In the next few contests, the delegates are about to pile up quickly, and there’s no sign that Haley will survive the avalanche. Even in a best-case scenario that stretches the limits of Haley’s appeal so far, based on current polling and each state’s delegate-allocation rules, Trump would end Super Tuesday on March 5 with 894 delegates. Haley would have just 207.

And that’s being generous to Haley.



Even though only about 6 percent of all available delegates have been awarded so far, primaries in the month of March alone account for 65 percent of the delegates. And the rules are structured in a way that means that Haley — who’s already down by large margins in the polls in many of the upcoming states — will likely receive an even smaller share of the delegates than she does votes over the next month.

Of the first three contests in which she’s competed, Haley won about 38 percent of the votes — and 16 percent of the delegates.

Many of the upcoming states have rules that allow the victor to get all of the delegates if they win a majority of the vote. Trump, in probably all cases — will get all of the delegates. (And starting March 19, most states go to a true winner-take-all system, so as long as Trump wins a plurality, he’d sweep all the delegates.)

Trump’s allies engineered some of those rules, like in California, the biggest prize of the entire primary. They pushed for the rule that triggers the state to flip to a winner-take-all system if a candidate receives a majority of the vote. It’s a smart move if you believed that the field would consolidate enough to allow Trump to win more than 50 percent, which turned out to be accurate so far.

Trump is a near shoo-in to get all of California’s 169 delegates: He led Haley, 64 percent to 17 percent, in a Public Policy Institute of California poll released last week.

And he’ll clean up the delegates across the rest of the country through Super Tuesday, too, even in this generous state-by-state scenario for Haley. Let’s game it out, giving her every plausible edge:

In Tuesday’s Michigan primary, say Haley actually wins her first state and gets a majority of the delegates awarded, seven of 13. But the bulk of Michigan’s delegates, 39, will actually be awarded next weekend at a state convention, where Trump is expected to romp with the party insiders.

Let's also assume Haley cleans up with voters in the District of Columbia (which has 9 delegates up for grabs) and American Samoa (4) — two contests too small for there to be reliable polling.

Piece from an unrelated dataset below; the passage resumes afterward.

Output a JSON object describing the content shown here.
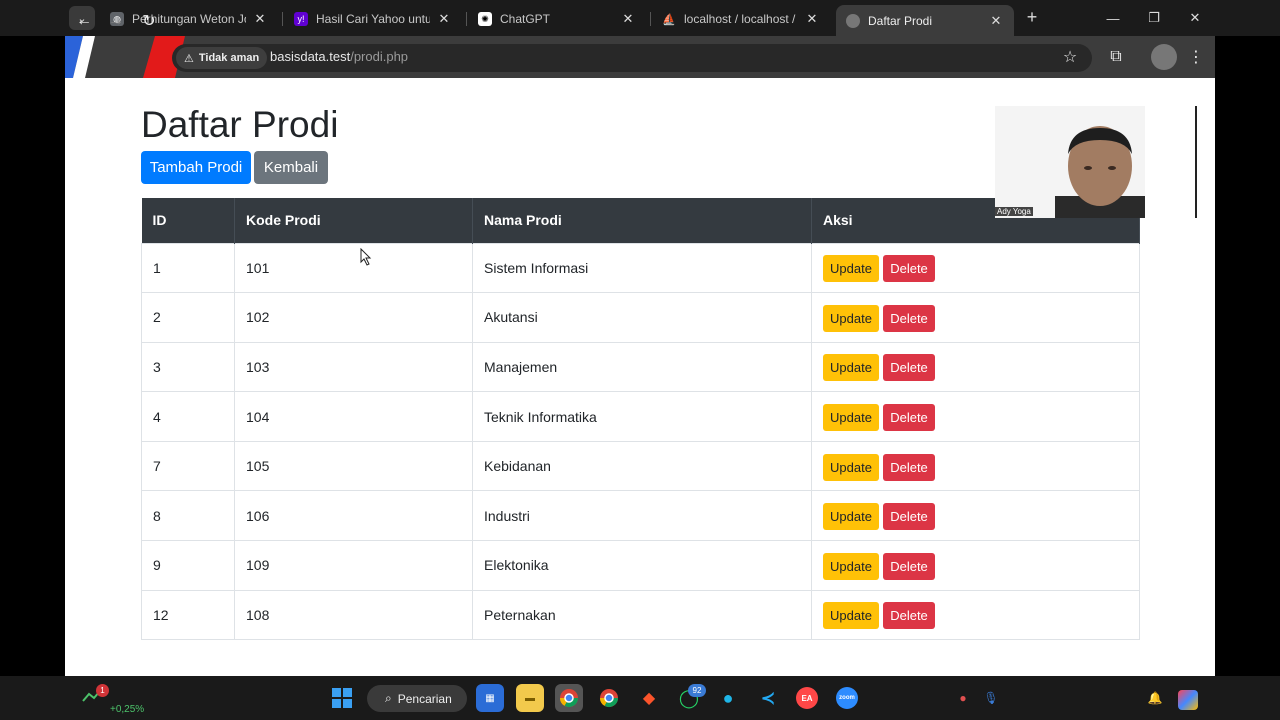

And say Haley also wins delegates from Utah (40) and Virginia (48), which we’re splitting evenly between the two candidates since their Republican electorates have historically been skeptical of Trump. But to be clear, similar majority thresholds exist there that could net the winner — most likely Trump — most or all of the delegates.

But even in the most charitable hypothetical for Haley, Trump will still almost certainly capture all of the delegates from the Super Tuesday states of Alabama (50), Arkansas (40), California (169), Maine (20), Massachusetts (40), Oklahoma (43) and Vermont (17) — all of which become winner-takes-all once a candidate hits a majority. He’ll also win all of the Tennessee (58) delegates if he captures two-thirds of the vote there, which is likely.

Texas (161) has the same majority threshold for its statewide delegates, though it also awards delegates for each of its 38 congressional districts. For this purpose, we’ve assigned two-thirds of the district delegates to Trump and one-third to Haley, though the former president is likely to win more of them than that.

Alaska (29), Colorado (37), Minnesota (39) and North Carolina (74) are proportional, and using a rough, 60-40 Trump-Haley breakdown to divide those delegates — again, probably generous to Haley overall, but that’s similar to what she received in New Hampshire (the state with the friendliest electorate so far) and South Carolina (her home state) —they will deliver Haley dozens of delegates even if she loses by more than that.

Hard reality sets in for Haley within two weeks of Super Tuesday, which has additional contests that would likely push Trump across the finish line.

There are 170 delegates at stake during a three-day stretch in mid-March, and then another 350 up for grabs on March 19 — by which time Trump will have, in all likelihood, clinched the nomination.

Haley on Saturday night vowed to continue her campaign, and if she’s still an active candidate on Super Tuesday, she’ll earn delegates. Just not that many. And it won’t do much to get her anywhere close to the nomination.